With employee insurance costs one of the fastest growing expenses in many businesses, maintaining overall health has become a critical business issue, Laing said.
"A fundamental shift in lifestyle for hundreds of millions of employees worldwide is the only long term solution," he added.
Not only that, keeping workers fit is a good way to raise productivity, said Sarah Schubert, director of New Voice, a Singapore-based HR consultancy and training business.
"Employee wellness is no longer a management fad but actually a very sensible business practice," she said.
"Research has shown that keeping the body active and fit aids brain function and cognitive thinking, so giving staff the opportunity to participate in active exercise programs through the day and week will result in a more productive and engaged workforce."

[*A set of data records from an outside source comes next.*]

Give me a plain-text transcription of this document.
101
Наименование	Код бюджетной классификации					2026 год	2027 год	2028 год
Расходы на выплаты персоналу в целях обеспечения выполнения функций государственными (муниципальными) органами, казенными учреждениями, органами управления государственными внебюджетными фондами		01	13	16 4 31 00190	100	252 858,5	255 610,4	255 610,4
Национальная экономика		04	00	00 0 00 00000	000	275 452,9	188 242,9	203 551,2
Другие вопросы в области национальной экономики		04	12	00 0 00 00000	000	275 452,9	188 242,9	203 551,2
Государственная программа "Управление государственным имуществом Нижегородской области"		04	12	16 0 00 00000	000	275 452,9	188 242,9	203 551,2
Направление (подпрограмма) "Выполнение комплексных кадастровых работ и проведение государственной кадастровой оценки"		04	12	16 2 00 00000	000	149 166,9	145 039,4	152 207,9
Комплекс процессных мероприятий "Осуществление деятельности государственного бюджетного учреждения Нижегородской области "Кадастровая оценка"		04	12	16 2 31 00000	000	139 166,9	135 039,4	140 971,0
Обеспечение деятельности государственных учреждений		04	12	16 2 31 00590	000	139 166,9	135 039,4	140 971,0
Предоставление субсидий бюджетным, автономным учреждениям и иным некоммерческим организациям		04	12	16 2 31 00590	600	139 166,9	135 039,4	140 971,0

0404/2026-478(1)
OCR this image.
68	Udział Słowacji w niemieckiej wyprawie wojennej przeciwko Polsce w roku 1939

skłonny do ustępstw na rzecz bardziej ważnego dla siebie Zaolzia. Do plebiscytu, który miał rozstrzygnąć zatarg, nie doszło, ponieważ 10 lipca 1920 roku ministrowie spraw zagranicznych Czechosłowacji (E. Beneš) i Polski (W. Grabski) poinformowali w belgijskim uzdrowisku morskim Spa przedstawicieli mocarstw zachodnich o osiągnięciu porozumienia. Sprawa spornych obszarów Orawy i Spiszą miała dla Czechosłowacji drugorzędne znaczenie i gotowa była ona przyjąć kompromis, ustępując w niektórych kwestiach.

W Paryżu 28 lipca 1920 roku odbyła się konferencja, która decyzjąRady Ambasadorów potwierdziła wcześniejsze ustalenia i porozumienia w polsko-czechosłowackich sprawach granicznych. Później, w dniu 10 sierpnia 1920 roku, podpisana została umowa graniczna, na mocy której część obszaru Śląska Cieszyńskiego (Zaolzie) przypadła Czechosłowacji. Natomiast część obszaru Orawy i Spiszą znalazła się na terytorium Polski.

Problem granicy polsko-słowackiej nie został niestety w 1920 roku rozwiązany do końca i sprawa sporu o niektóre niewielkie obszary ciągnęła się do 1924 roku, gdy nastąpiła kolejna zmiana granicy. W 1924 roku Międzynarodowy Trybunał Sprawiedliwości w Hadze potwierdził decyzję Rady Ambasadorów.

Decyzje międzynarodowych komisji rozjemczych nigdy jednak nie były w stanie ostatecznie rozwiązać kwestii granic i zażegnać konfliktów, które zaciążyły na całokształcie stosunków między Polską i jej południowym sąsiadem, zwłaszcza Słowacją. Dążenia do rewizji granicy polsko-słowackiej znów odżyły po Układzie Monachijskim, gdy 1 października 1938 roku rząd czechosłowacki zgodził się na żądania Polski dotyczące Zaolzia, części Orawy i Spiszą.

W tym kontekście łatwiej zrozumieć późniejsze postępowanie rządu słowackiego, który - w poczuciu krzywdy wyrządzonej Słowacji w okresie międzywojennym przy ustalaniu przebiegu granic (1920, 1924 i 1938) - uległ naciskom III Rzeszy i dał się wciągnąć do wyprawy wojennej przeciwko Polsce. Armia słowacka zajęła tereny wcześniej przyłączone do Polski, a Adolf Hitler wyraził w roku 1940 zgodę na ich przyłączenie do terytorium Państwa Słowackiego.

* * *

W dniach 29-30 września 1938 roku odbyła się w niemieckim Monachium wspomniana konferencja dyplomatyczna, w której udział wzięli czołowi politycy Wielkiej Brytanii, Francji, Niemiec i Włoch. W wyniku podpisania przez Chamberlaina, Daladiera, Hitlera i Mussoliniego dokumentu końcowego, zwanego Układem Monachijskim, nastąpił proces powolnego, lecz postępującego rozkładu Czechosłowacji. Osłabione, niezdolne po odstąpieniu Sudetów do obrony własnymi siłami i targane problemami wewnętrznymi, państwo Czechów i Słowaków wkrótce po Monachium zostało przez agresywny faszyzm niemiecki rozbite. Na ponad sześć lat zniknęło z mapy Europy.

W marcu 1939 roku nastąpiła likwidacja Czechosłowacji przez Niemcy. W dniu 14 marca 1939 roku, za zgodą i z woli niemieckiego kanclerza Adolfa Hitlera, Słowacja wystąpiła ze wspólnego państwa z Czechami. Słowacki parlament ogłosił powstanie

Laing says Fitness-Buffet is learning fast from corporate clients, with HR directors demanding customized versions of the product which allows them to run weekly team-building activities.
Currently available in Bangkok, Singapore and Chicago, Fitness-Buffet will open in 25 more cities in the United States this year, as well as in several cities in Asia and Europe.
The company will also be rolling out a marketplace offering, which will target business travelers who wish to pick and choose one-off classes in Asia and beyond.